Quote:
Originally Posted by kovidgoyal
Simply remove the remove_tags, keep_only_tags etc fields from the recipe.
|
Thanks; I should've mentioned that I've tried that. I should've also mentioned I'm on 0.7.50.
Quote:
Originally Posted by kovidgoyal
And if you want to look at downloaded html, implement the preprocess_html method in the recipe and save the soup yourself to a temp files.
|
Thanks; preprocess_html does not seem to get called in this case, but I was able to put it in the parse_index function. (Well, it is now for the articles returned from parse_index.)

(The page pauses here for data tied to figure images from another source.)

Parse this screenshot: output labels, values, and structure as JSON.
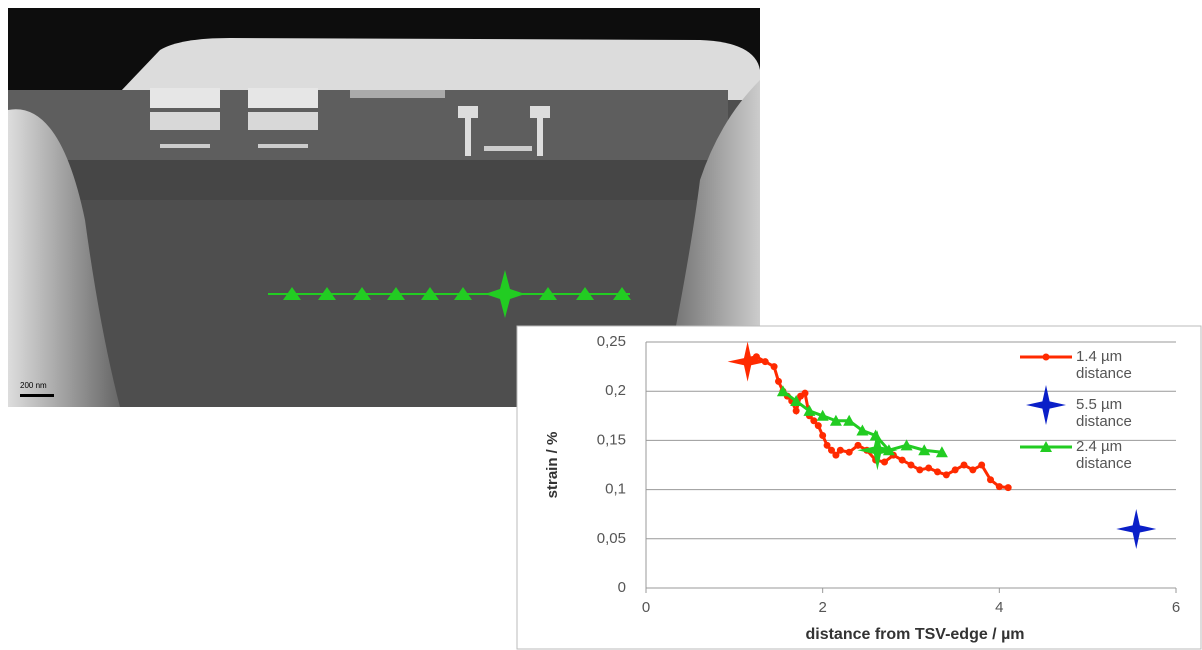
{
  "image": {
    "scale_bar": "200 nm"
  },
  "chart_data": {
    "type": "line",
    "xlabel": "distance from TSV-edge / µm",
    "ylabel": "strain / %",
    "xlim": [
      0,
      6
    ],
    "xticks": [
      0,
      2,
      4,
      6
    ],
    "ylim": [
      0,
      0.25
    ],
    "yticks": [
      0,
      {
        "value": 0.05,
        "label": "0,05"
      },
      {
        "value": 0.1,
        "label": "0,1"
      },
      {
        "value": 0.15,
        "label": "0,15"
      },
      {
        "value": 0.2,
        "label": "0,2"
      },
      {
        "value": 0.25,
        "label": "0,25"
      }
    ],
    "grid": true,
    "series": [
      {
        "name": "1.4 µm distance",
        "color": "#ff2a00",
        "marker": "dot",
        "x": [
          1.15,
          1.25,
          1.35,
          1.45,
          1.5,
          1.55,
          1.6,
          1.65,
          1.7,
          1.75,
          1.8,
          1.85,
          1.9,
          1.95,
          2.0,
          2.05,
          2.1,
          2.15,
          2.2,
          2.3,
          2.4,
          2.5,
          2.6,
          2.7,
          2.8,
          2.9,
          3.0,
          3.1,
          3.2,
          3.3,
          3.4,
          3.5,
          3.6,
          3.7,
          3.8,
          3.9,
          4.0,
          4.1
        ],
        "values": [
          0.233,
          0.235,
          0.23,
          0.225,
          0.21,
          0.2,
          0.195,
          0.19,
          0.18,
          0.195,
          0.198,
          0.175,
          0.17,
          0.165,
          0.155,
          0.145,
          0.14,
          0.135,
          0.14,
          0.138,
          0.145,
          0.14,
          0.13,
          0.128,
          0.135,
          0.13,
          0.125,
          0.12,
          0.122,
          0.118,
          0.115,
          0.12,
          0.125,
          0.12,
          0.125,
          0.11,
          0.103,
          0.102
        ],
        "highlight": {
          "x": 1.15,
          "y": 0.23
        }
      },
      {
        "name": "5.5 µm distance",
        "color": "#0a1fc8",
        "marker": "star",
        "x": [
          5.55
        ],
        "values": [
          0.06
        ]
      },
      {
        "name": "2.4 µm distance",
        "color": "#22cc22",
        "marker": "triangle",
        "x": [
          1.55,
          1.7,
          1.85,
          2.0,
          2.15,
          2.3,
          2.45,
          2.6,
          2.75,
          2.95,
          3.15,
          3.35
        ],
        "values": [
          0.2,
          0.19,
          0.18,
          0.175,
          0.17,
          0.17,
          0.16,
          0.155,
          0.14,
          0.145,
          0.14,
          0.138
        ],
        "highlight": {
          "x": 2.62,
          "y": 0.14
        }
      }
    ]
  }
}
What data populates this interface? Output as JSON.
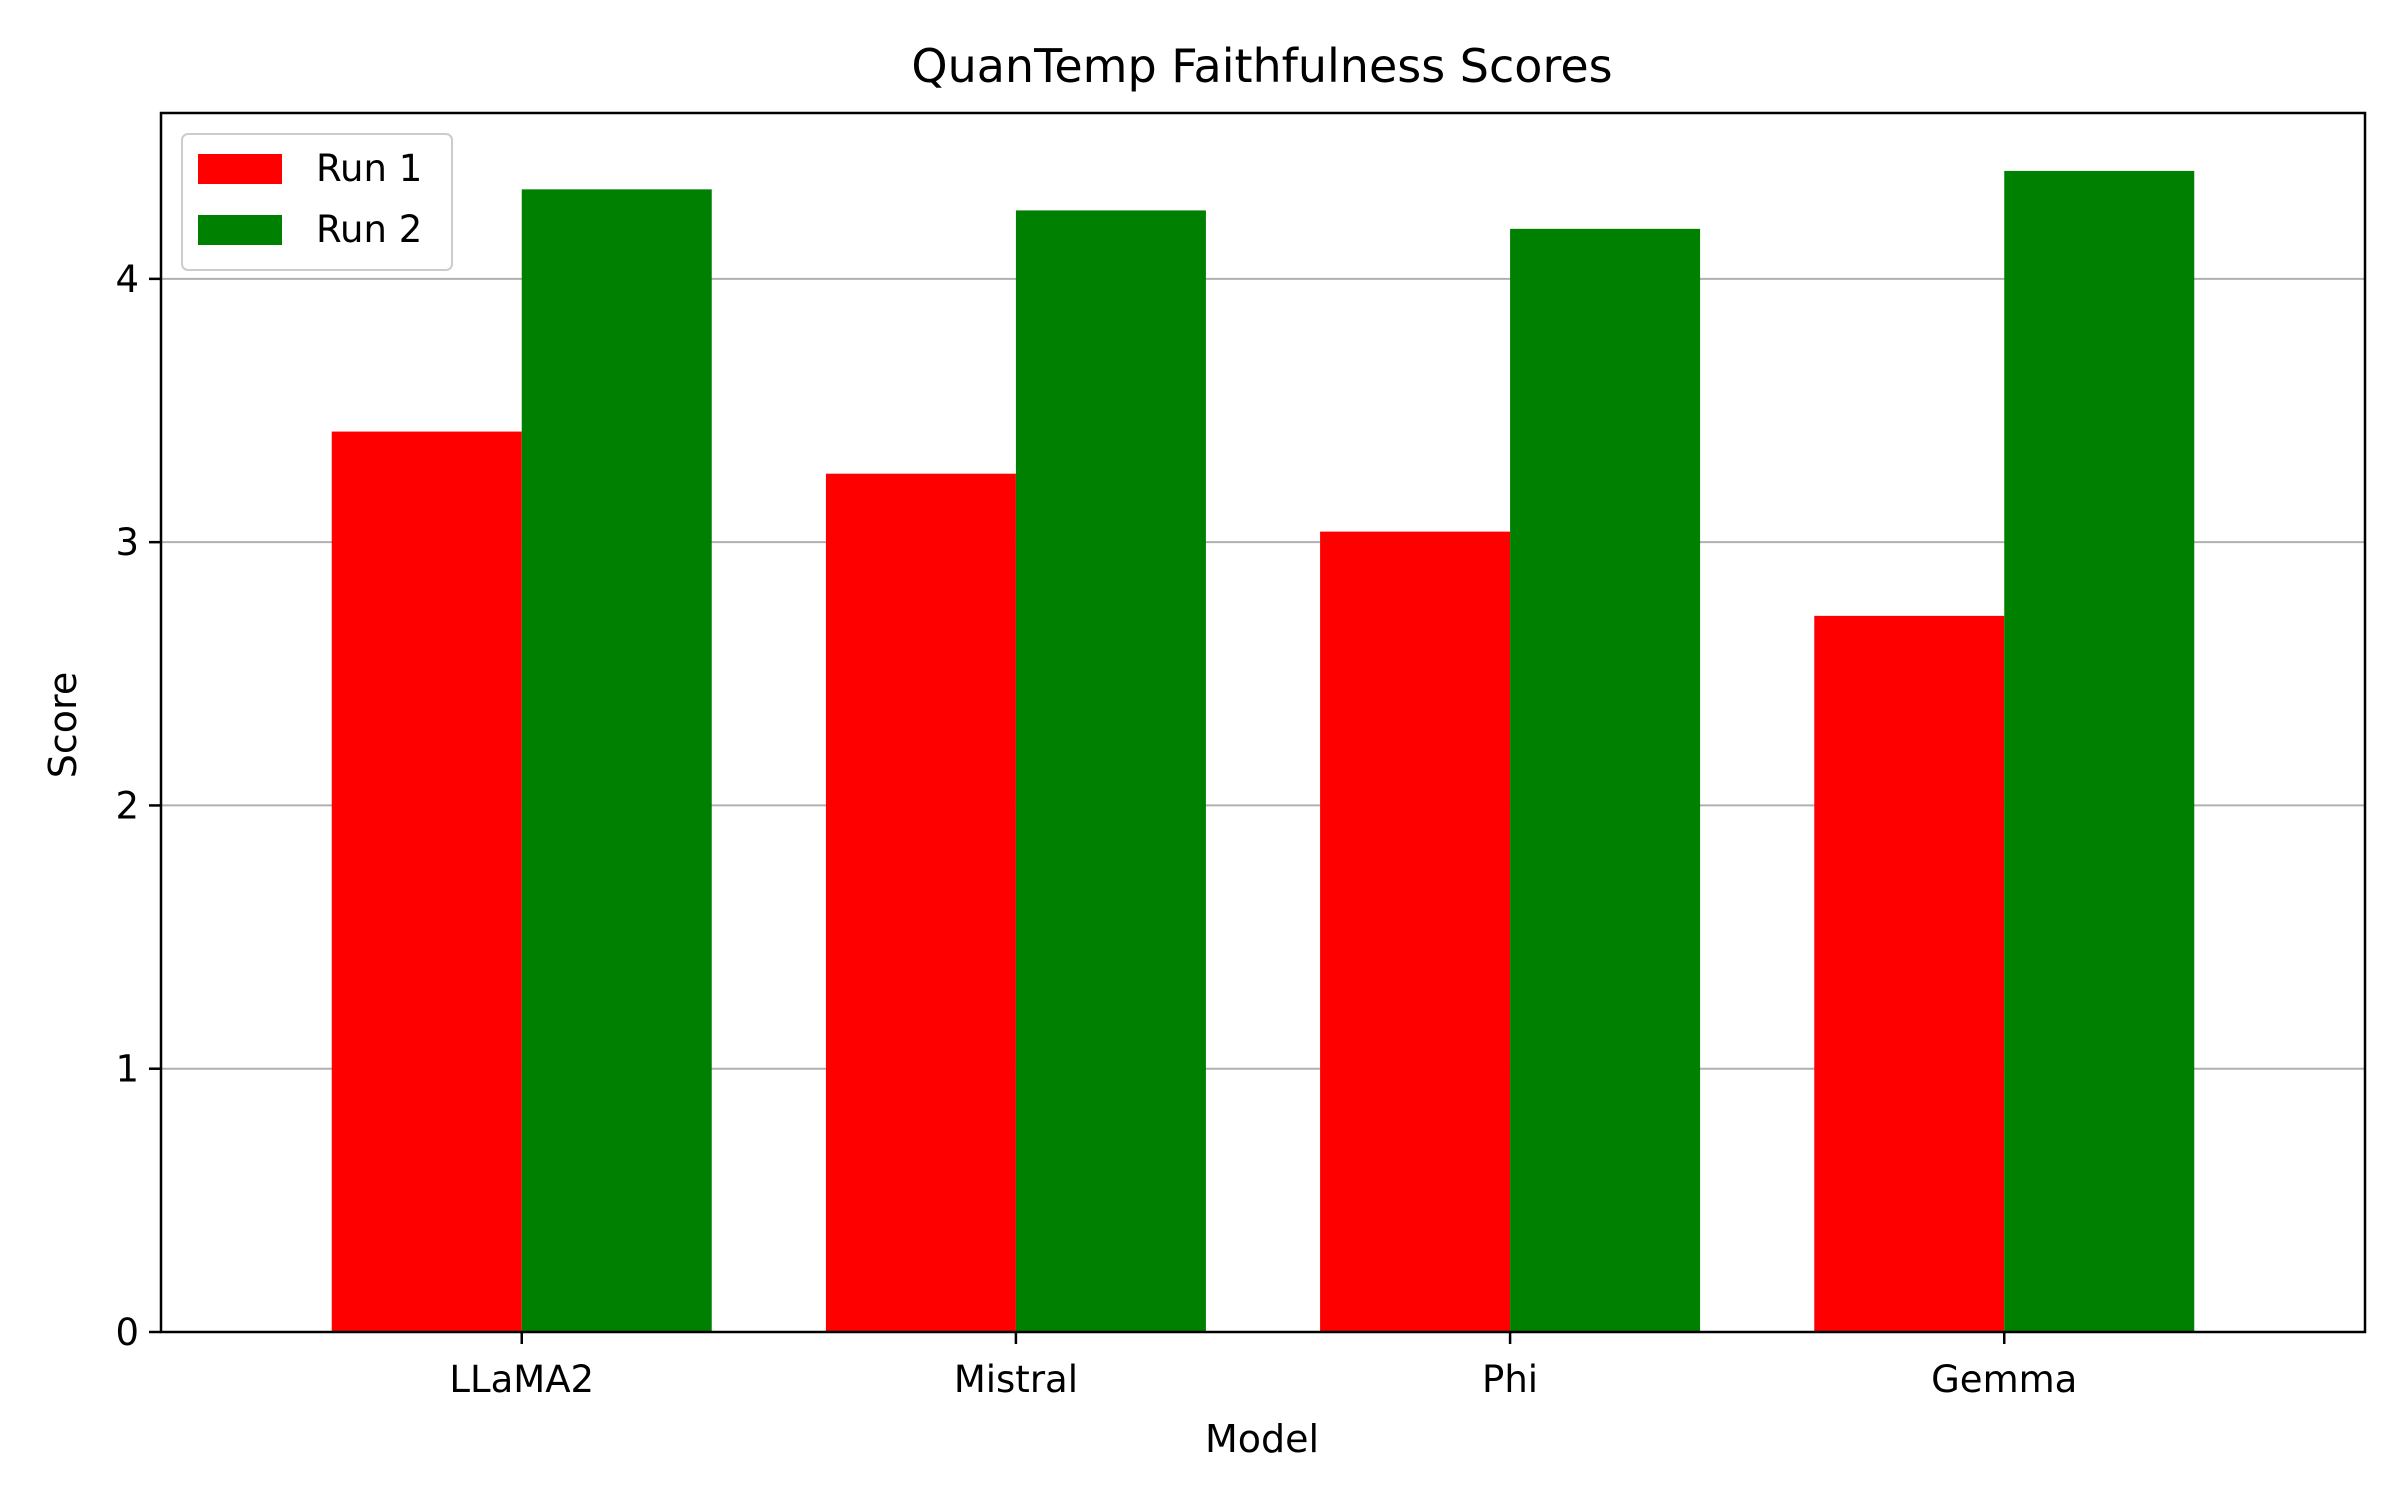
{
  "chart_data": {
    "type": "bar",
    "title": "QuanTemp Faithfulness Scores",
    "xlabel": "Model",
    "ylabel": "Score",
    "categories": [
      "LLaMA2",
      "Mistral",
      "Phi",
      "Gemma"
    ],
    "series": [
      {
        "name": "Run 1",
        "color": "#ff0000",
        "values": [
          3.42,
          3.26,
          3.04,
          2.72
        ]
      },
      {
        "name": "Run 2",
        "color": "#008000",
        "values": [
          4.34,
          4.26,
          4.19,
          4.41
        ]
      }
    ],
    "ylim": [
      0,
      4.63
    ],
    "yticks": [
      0,
      1,
      2,
      3,
      4
    ],
    "grid": "y-major",
    "gridColor": "#b0b0b0",
    "legend_position": "top-left"
  }
}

pprinting 'ans' that is returned from parse_index, it seems that it hasn't found any sections or content: [('Front Page', [])]
Ok, now that I'm actually digging into it and not just trying ad hoc debugging, I'm seeing that there are a number of problems. First, the article URL in the actual content is relative, so re.compile('^
http://lwn.net/Articles/') should be re.compile('^(
http://lwn.net)?/Articles/'). But then at the end of the loop it's setting content='' in the article dict, so 'http://lwn.net' has to be prepended to url. But that means that rather than just using the article text that's inline, we're re-downloading each article individually. Yuck.
I'll submit an updated recipe when I have something satisfactory.